Ethernity Networks, a company delivering data processing offload solutions on programmable hardware for accelerating telco/cloud networks has developed a 200Gbps 5G User Plane Functionality (UPF) offload solution based on its existing ACE-NIC100 FPGA SmartNIC. It enables operators to invest in stages as demand for 5G grows.

Given current subscription to 5G networks, most operators are presently content with less than 100Gbps from their UPF software, stated Ethernity Networks. This is the primary data processing between the Radio Access Network and the 5G core. Mobile network operators would be able to start with lower-cost servers and a lower-cost SmartNIC, and only scale as they gain users and add data-hungry applications to the network.

“With 5G rolling out in stages across mobile network operators worldwide, Ethernity’s innovative pay-as-you-go approach for its SmartNICs provides new opportunities for network operators. They can appropriately modulate their spend by tying costs to a metric related to incoming revenue,” said Roy Chua, principal at the research and analyst firm AvidThink. “This is in addition to the benefit of being able to completely offload 5G UPF data path to the SmartNIC from the server CPU.”

400Gbps Fabric

Ethernity Networks therefore developed a flexible 400Gbps fabric to cascade two of its ACE-NIC100 FPGA SmartNICs within a single server. This solution enables a pay-as-you-go model, in which an ACE-NIC100 provides 100Gbps of routing and UPF offload from the server CPU to its onboard FPGA. A second ACE-NIC100 can be “easily” integrated into the same “low-cost” server when sufficient demand exists for 200Gbps.

A second ACE-NIC would also enhance the UPF solution by acting as redundancy for both the NIC card and the network interfaces. Alternatively, the same design that is available on the lower-cost FPGA of the ACE-NIC100 can be hosted on a larger FPGA to support 200G router and UPF offload on a single FPGA SmartNIC.

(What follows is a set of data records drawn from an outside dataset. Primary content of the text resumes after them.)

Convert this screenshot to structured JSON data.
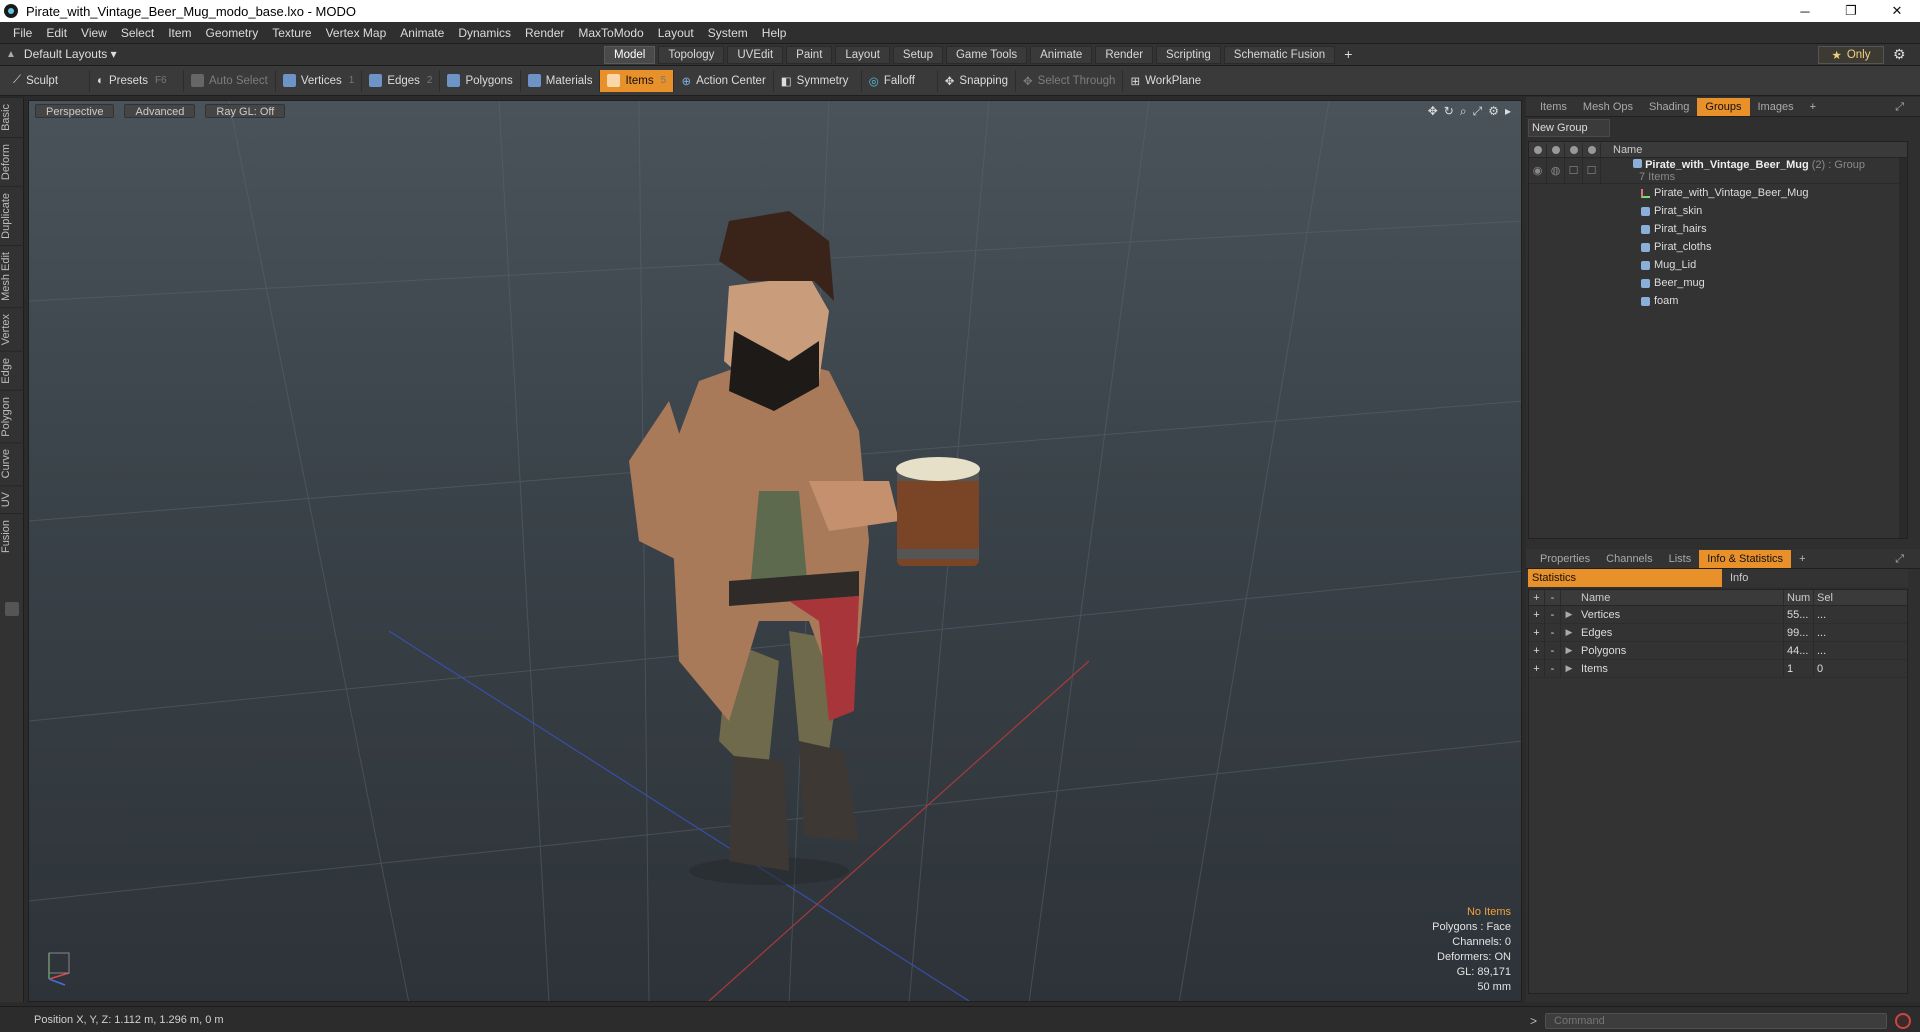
{
  "window": {
    "title": "Pirate_with_Vintage_Beer_Mug_modo_base.lxo - MODO",
    "minimize": "─",
    "maximize": "❐",
    "close": "✕"
  },
  "menu": [
    "File",
    "Edit",
    "View",
    "Select",
    "Item",
    "Geometry",
    "Texture",
    "Vertex Map",
    "Animate",
    "Dynamics",
    "Render",
    "MaxToModo",
    "Layout",
    "System",
    "Help"
  ],
  "layout_dropdown": "Default Layouts ▾",
  "mode_tabs": [
    "Model",
    "Topology",
    "UVEdit",
    "Paint",
    "Layout",
    "Setup",
    "Game Tools",
    "Animate",
    "Render",
    "Scripting",
    "Schematic Fusion"
  ],
  "mode_tab_active": "Model",
  "only_label": "Only",
  "toolbar": {
    "sculpt": "Sculpt",
    "presets": "Presets",
    "presets_key": "F6",
    "auto_select": "Auto Select",
    "vertices": "Vertices",
    "vertices_key": "1",
    "edges": "Edges",
    "edges_key": "2",
    "polygons": "Polygons",
    "materials": "Materials",
    "items": "Items",
    "items_key": "5",
    "action_center": "Action Center",
    "symmetry": "Symmetry",
    "falloff": "Falloff",
    "snapping": "Snapping",
    "select_through": "Select Through",
    "workplane": "WorkPlane"
  },
  "left_tabs": [
    "Basic",
    "Deform",
    "Duplicate",
    "Mesh Edit",
    "Vertex",
    "Edge",
    "Polygon",
    "Curve",
    "UV",
    "Fusion"
  ],
  "viewport": {
    "view": "Perspective",
    "shading": "Advanced",
    "raygl": "Ray GL: Off",
    "stats": {
      "no_items": "No Items",
      "polygons": "Polygons : Face",
      "channels": "Channels: 0",
      "deformers": "Deformers: ON",
      "gl": "GL: 89,171",
      "focal": "50 mm"
    }
  },
  "panel_top": {
    "tabs": [
      "Items",
      "Mesh Ops",
      "Shading",
      "Groups",
      "Images"
    ],
    "active": "Groups",
    "new_group": "New Group",
    "col_name": "Name",
    "group": {
      "name": "Pirate_with_Vintage_Beer_Mug",
      "count": "(2)",
      "type": ": Group",
      "sub": "7 Items"
    },
    "children": [
      "Pirate_with_Vintage_Beer_Mug",
      "Pirat_skin",
      "Pirat_hairs",
      "Pirat_cloths",
      "Mug_Lid",
      "Beer_mug",
      "foam"
    ]
  },
  "panel_bottom": {
    "tabs": [
      "Properties",
      "Channels",
      "Lists",
      "Info & Statistics"
    ],
    "active": "Info & Statistics",
    "sub_tabs": {
      "statistics": "Statistics",
      "info": "Info"
    },
    "headers": {
      "name": "Name",
      "num": "Num",
      "sel": "Sel"
    },
    "rows": [
      {
        "name": "Vertices",
        "num": "55...",
        "sel": "..."
      },
      {
        "name": "Edges",
        "num": "99...",
        "sel": "..."
      },
      {
        "name": "Polygons",
        "num": "44...",
        "sel": "..."
      },
      {
        "name": "Items",
        "num": "1",
        "sel": "0"
      }
    ]
  },
  "status": {
    "position": "Position X, Y, Z:  1.112 m, 1.296 m, 0 m",
    "command_placeholder": "Command"
  }
}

“Software-based UPF solutions require expensive servers with tens of cores to achieve even 50Gbps,” said David Levi, CEO of Ethernity Networks. “This means a large initial capital expense to operators, with no guarantee that it will be able to scale when demand increases. Ethernity Networks’ 200G UPF offload solution allows operators to invest conservatively at first and to scale to 200G as it becomes necessary, while freeing space on server CPUs for functions like caching and DPI that are fully integrated with our solution.”

David Levi
“Ethernity Networks’ 200G UPF offload solution allows operators to invest conservatively at first and to scale to 200G as it becomes necessary,” said David Levi, CEO of Ethernity Networks.